Hello, does anybody have an instruction Manual for Fixing the rocker moldings (under the doors).
I bought new rocker panel moulding clip set, but there's no instruction.....
Regards: Peter


----------



## integrity6987 (May 10, 2017)

This should move you in the right direction:


----------



## kobold (Jan 5, 2019)

....Mustang ???? That's totally different !


----------



## PontiacJim (Dec 29, 2012)

kobold said:


> ....Mustang ???? That's totally different !



That was just a test to see if you could spot the difference between a Mustang and a GTO........you passed. :thumbsup:


----------



## kobold (Jan 5, 2019)

Puuh, I made it ;-)
I also looked at YouTube, but can't find anything about GTO moldings....


----------



## PontiacJim (Dec 29, 2012)

kobold said:


> Puuh, I made it ;-)
> I also looked at YouTube, but can't find anything about GTO moldings....
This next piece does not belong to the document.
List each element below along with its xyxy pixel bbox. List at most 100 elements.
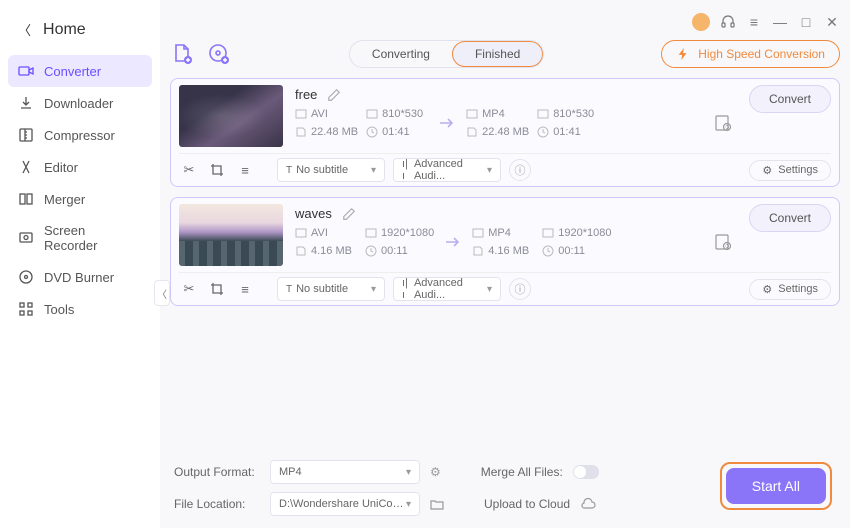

You did not say what year car? In the upper right hand corner you will see "Google Custom Search" box. Type in Rocker Clip or Rocker Panel Molding and it will pull up several past discussions. Here is just one I found typing in 1967 Rocker Clip:

https://www.gtoforum.com/f83/1967-rocker-clips-help-49569/

Found this for 1968: https://www.gtoforum.com/f130/noob-rocker-panel-molding-question-70330/


----------



## kobold (Jan 5, 2019)

Thanks Jim,
I used the search box and I also found These discussions.
But my english is not the best, and I didn't understand all.
So I hoped, that someone had a Video....
I'll install these moldings next month, and I think while doing it, I'll understand.


----------



## BLK69JUDGE (Jun 10, 2010)

*roccker stainless*

rocker stainless...
here is a few pictures of the 69 LeMans I am parting out and the clips

the last picture is of the plastic nut still in the PASSENGER fender
the other pictures are of the drivers side

do you still have the holes ??

Scott

the large brackets hang in the trim ... then hook the trim on the car ...see pictures...
then align front and back screws
then the large bracket swings under the car and the screw goes up into the rocker
locking the trim on..


----------



## kobold (Jan 5, 2019)

I did it, it was really easy work.....thanks a lot.


----------